Our goal at BodyBalance is to help empower consumers to take charge of their health by providing them access to the world’s leading functional medicine laboratory — Genova Diagnostics (see http://www.GDX.net). Established in 1986 as Great Smokies Diagnostic Laboratory, Genova Diagnostics today serves over 8000 primary/specialty physicians and healthcare providers, offering over 125 specialized diagnostic assessments. BodyBalance has the exclusive rights to direct-to-consumer testing with Genova Diagnostics’ innovative tests — a lab that has achieved the highest national and certain state certification standards including CLIA (Clinical Laboratory Improvement Amendments) and the College of American Pathologists.

How is it that commercial laboratories can so easily flout the standards of their field? Don’t the “certifications” just mentioned mean anything? Well, yes and no. The Centers for Medicare & Medicaid Services (CMS) regulates laboratories through the program identified above, the Clinical Laboratory Improvement Amendments (CLIA). There are other certifying bodies and various state requirements. These initiatives have made it more difficult for laboratories to peddle some dubious tests, but clearly there is still ample opportunity for what amounts to diagnostic testing fraud. Doctor’s Data, for example, calls itself

a licensed CLIA laboratory with appropriate state certifications and participates in numerous quality assurance/proficiency testing programs including the College of American Pathology, New York State DOH and Le Centre de Toxicologie du Quebec.

The company offers numerous other “Qualifications,” including “Chinese Certified Hair Standard GBW 09101.” Genova Diagnostics, as previewed above, is just as confident:

a fully accredited medical laboratory, certified in the areas of clinical chemistry, bacteriology, mycology, parasitology, virology, microbiology, non-syphilis serology, general immunology, hematology, toxicology, as well as molecular genetics by six separate health agencies including the Centers for Medicare & Medicaid Services which oversees clinical labs in the United States under the federal Clinical Laboratory Improvement Amendment (CLIA).

NeuroScience also boasts of the legitimacy of its laboratory tests. It outsources these to a convenient “independent” lab, Pharmasan, which seems to be right next door and which shares its founder with NeuroScience:

Gold Standard Laboratory Testing
NeuroScience, Inc. uses an independent, CLIA certified testing lab that is licensed in every state–including New York, which holds the highest level of qualification standards.
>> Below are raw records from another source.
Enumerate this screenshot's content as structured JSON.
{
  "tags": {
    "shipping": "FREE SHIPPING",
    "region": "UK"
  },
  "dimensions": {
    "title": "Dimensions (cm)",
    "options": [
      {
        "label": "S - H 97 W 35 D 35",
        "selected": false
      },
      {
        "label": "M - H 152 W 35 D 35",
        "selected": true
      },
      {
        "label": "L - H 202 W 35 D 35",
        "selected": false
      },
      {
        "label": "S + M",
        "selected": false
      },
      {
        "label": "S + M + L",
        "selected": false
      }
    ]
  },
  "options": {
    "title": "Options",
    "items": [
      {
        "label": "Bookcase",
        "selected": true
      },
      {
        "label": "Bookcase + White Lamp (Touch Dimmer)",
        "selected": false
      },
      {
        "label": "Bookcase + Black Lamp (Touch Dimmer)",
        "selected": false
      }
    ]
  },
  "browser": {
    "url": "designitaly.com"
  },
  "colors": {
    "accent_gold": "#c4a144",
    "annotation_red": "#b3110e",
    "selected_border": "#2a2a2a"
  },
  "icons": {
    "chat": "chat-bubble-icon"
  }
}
Quackwatch: Your Guide to Bogus Diagnostic Tests

You can’t help but have noticed that many of the links in this post are to articles on Quackwatch. That’s because the site is chock full of useful information about bogus tests, far more than can be found elsewhere. There you will find a more comprehensive list of bogus tests than I’ve mentioned here, and a larger list of laboratories peddling them. You’ll also find an article on “Dubious Genetic Testing” co-authored by the Quackwatch founder, Stephen Barrett, and our own Harriet Hall, and an article about bogus “biomedical treatments” for autism showing that—surprise!—Doctor’s Data and Genova Diagnostics are major players there, too.
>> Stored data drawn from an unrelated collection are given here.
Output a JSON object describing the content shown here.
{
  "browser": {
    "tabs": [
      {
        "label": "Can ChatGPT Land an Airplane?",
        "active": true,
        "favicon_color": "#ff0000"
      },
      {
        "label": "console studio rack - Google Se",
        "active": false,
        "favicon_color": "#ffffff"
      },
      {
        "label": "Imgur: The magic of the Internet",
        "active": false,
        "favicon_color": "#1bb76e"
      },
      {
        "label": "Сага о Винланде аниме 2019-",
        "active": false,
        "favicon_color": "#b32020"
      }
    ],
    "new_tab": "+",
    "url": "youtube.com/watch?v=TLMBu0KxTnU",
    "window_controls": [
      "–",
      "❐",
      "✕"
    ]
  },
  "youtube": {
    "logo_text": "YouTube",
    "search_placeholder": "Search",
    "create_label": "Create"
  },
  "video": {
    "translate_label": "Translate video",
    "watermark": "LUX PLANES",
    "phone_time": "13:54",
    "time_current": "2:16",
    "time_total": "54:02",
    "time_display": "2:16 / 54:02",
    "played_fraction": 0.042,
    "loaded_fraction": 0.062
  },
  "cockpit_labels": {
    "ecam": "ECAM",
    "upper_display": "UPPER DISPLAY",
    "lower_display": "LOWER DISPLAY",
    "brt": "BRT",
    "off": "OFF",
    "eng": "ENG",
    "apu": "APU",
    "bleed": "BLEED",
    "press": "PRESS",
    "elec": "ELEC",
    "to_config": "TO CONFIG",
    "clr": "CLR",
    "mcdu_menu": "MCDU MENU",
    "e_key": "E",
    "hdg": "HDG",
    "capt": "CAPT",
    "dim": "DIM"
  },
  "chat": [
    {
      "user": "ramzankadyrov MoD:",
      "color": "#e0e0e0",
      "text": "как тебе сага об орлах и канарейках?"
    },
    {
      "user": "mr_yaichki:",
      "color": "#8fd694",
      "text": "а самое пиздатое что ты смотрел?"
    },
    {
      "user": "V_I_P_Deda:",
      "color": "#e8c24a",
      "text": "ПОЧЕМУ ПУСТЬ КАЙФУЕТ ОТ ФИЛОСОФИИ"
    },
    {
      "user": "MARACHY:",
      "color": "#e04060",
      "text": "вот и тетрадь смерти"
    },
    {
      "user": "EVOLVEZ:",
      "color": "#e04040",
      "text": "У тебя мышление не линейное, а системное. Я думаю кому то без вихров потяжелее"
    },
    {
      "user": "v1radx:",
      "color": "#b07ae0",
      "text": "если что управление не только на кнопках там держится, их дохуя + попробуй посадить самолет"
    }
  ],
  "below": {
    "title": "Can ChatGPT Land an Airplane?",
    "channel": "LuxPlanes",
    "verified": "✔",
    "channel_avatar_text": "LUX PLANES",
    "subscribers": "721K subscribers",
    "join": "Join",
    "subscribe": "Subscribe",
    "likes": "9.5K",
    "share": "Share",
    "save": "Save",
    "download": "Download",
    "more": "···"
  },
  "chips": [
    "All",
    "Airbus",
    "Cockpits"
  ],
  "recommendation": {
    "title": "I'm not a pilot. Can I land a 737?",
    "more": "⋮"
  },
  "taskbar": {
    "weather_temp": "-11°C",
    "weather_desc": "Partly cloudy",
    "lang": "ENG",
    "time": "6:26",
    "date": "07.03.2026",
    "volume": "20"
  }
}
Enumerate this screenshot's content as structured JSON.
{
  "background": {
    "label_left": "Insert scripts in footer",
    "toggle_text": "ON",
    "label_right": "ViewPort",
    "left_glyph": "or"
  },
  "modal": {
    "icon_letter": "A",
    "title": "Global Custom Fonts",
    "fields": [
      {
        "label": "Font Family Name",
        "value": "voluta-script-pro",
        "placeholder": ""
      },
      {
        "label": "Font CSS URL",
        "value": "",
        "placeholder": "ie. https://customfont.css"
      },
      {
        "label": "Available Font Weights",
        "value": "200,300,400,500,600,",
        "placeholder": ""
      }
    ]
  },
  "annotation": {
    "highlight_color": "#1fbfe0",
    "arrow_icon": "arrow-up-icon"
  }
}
One place where you will find nothing at all about bogus diagnostic tests is the NCCAM website. This is unfortunate, because the site is widely touted as providing information necessary to “be an informed consumer.”

To the clinical pathologist who asked the question at NECSS, if you’re reading this, and to any others who may be out there: There is a real need for those with expertise in lab tests to get involved in the effort to expose pseudomedicine. This is especially true for any of you who are involved with CLIA. Let’s hear from you!